Upgrading from Ubuntu 10.04 (Lucid) to 12.04 (Precise)

Many people's transition from one LTS version of Ubuntu to another went fine. While mine didn't, and I'm happily running clean installs on three computers I use regularly now, I did find some oddities on my Acer Aspire 5517 laptop.


May 22, 2012

My laptop is a couple years old, but the battery is still good, the screen is plenty big enough, and it's the computer I use most often.   After years of Ubuntu, I went back to Fedora a couple of weeks before Christmas.  Knowing that the newer desktops were radically different, I grabbed that ( to get used to GNOME3 ) and stuck an early Ubuntu 12.04 on a desktop for my wife to get familiar with.

Neither of us could make the transition.  Perhaps we're just old and set in our ways, but the new method doesn't do it for us.  Xfce seems pretty similar, if you set it up right, so I figured that when 12.04 came out "for real" I'd stick Xubuntu on.  It's working fine at this point (late May, 2012) but I did have an odd experience on my laptop.

I didn't end up getting a clean install.  I put a later beta 12.04 iso that I'd downloaded a few weeks before the official launch and just updated it.  I then installed the xubuntu-desktop package, and the Desktop computer (the one my wife and I both use) was fine.  My laptop seemed to operate fine with Unity, but I hate Unity; I dislike Unity even more than I dislike trackpads, and that's saying something. 
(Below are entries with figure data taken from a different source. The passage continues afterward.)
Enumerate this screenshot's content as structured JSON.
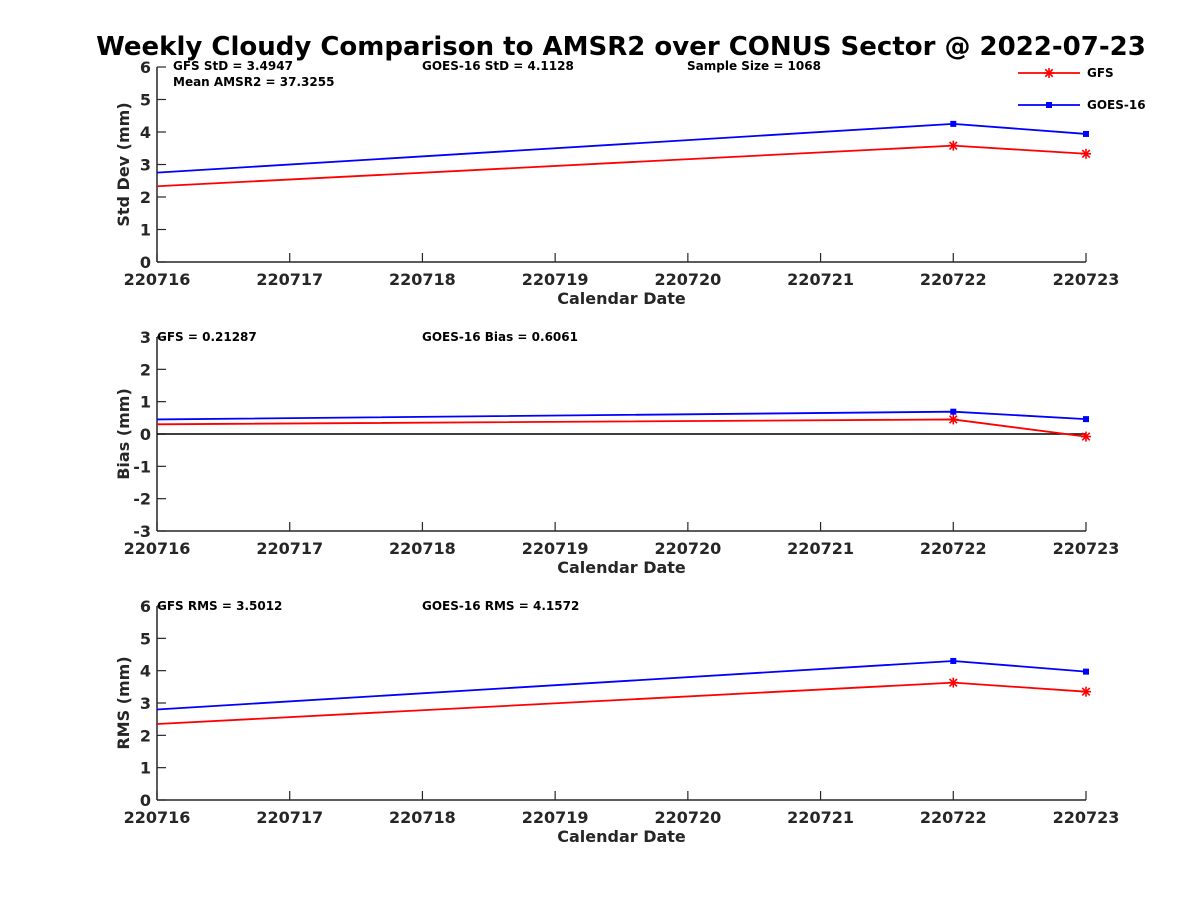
{
  "title": "Weekly Cloudy Comparison to AMSR2 over CONUS Sector @ 2022-07-23",
  "legend": {
    "position": "top-right",
    "entries": [
      {
        "name": "GFS",
        "color": "#ff0000",
        "marker": "asterisk"
      },
      {
        "name": "GOES-16",
        "color": "#0000ff",
        "marker": "square"
      }
    ]
  },
  "chart_data": [
    {
      "type": "line",
      "xlabel": "Calendar Date",
      "ylabel": "Std Dev (mm)",
      "x_ticks": [
        "220716",
        "220717",
        "220718",
        "220719",
        "220720",
        "220721",
        "220722",
        "220723"
      ],
      "ylim": [
        0,
        6
      ],
      "y_ticks": [
        "0",
        "1",
        "2",
        "3",
        "4",
        "5",
        "6"
      ],
      "annotations": [
        "GFS StD = 3.4947",
        "GOES-16 StD = 4.1128",
        "Sample Size = 1068",
        "Mean AMSR2 = 37.3255"
      ],
      "series": [
        {
          "name": "GFS",
          "color": "#ff0000",
          "x": [
            "220716",
            "220722",
            "220723"
          ],
          "values": [
            2.33,
            3.58,
            3.33
          ]
        },
        {
          "name": "GOES-16",
          "color": "#0000ff",
          "x": [
            "220716",
            "220722",
            "220723"
          ],
          "values": [
            2.75,
            4.25,
            3.94
          ]
        }
      ]
    },
    {
      "type": "line",
      "xlabel": "Calendar Date",
      "ylabel": "Bias (mm)",
      "x_ticks": [
        "220716",
        "220717",
        "220718",
        "220719",
        "220720",
        "220721",
        "220722",
        "220723"
      ],
      "ylim": [
        -3,
        3
      ],
      "y_ticks": [
        "-3",
        "-2",
        "-1",
        "0",
        "1",
        "2",
        "3"
      ],
      "zero_line": true,
      "annotations": [
        "GFS = 0.21287",
        "GOES-16 Bias  = 0.6061"
      ],
      "series": [
        {
          "name": "GFS",
          "color": "#ff0000",
          "x": [
            "220716",
            "220722",
            "220723"
          ],
          "values": [
            0.3,
            0.45,
            -0.08
          ]
        },
        {
          "name": "GOES-16",
          "color": "#0000ff",
          "x": [
            "220716",
            "220722",
            "220723"
          ],
          "values": [
            0.45,
            0.69,
            0.46
          ]
        }
      ]
    },
    {
      "type": "line",
      "xlabel": "Calendar Date",
      "ylabel": "RMS (mm)",
      "x_ticks": [
        "220716",
        "220717",
        "220718",
        "220719",
        "220720",
        "220721",
        "220722",
        "220723"
      ],
      "ylim": [
        0,
        6
      ],
      "y_ticks": [
        "0",
        "1",
        "2",
        "3",
        "4",
        "5",
        "6"
      ],
      "annotations": [
        "GFS RMS = 3.5012",
        "GOES-16 RMS = 4.1572"
      ],
      "series": [
        {
          "name": "GFS",
          "color": "#ff0000",
          "x": [
            "220716",
            "220722",
            "220723"
          ],
          "values": [
            2.35,
            3.63,
            3.35
          ]
        },
        {
          "name": "GOES-16",
          "color": "#0000ff",
          "x": [
            "220716",
            "220722",
            "220723"
          ],
          "values": [
            2.8,
            4.3,
            3.97
          ]
        }
      ]
    }
  ]
}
So when I threw xubuntu-desktop on the laptop, I noticed something weird.  One morning before going to work, I'd shut the lid.  But by the time I went to fire it up on my lunch break at work, it was dead.  For some reason it wouldn't sleep any more.  I booted back to Unity, and tested, and it worked fine.  The prospect of my laptop either running a crappy desktop or having a dying battery all the time was not one I looked forward to. 

I also noticed that the screen brightness was always full tilt unless I manually adjusted it, and my changes were not persistent after a reboot.  That didn't seem to matter WHAT desktop I used (and I'd also thrown on LXDE and KDE at some point) — they were all equally wonky.  On top of this, removing Lubuntu didn't get rid of the Lubuntu splash screen I saw while the laptop booted.  Nor did getting rid of KDE remove the KDE looking login screen.

I'm happy to say that a FRESH CLEAN install of Xubuntu behaves as I'd hoped it would.  The laptop sleeps when I shut the lid, the screen is as dim as I left it before a reboot, and my desktop environment does not suck.  I'm a very happy camper.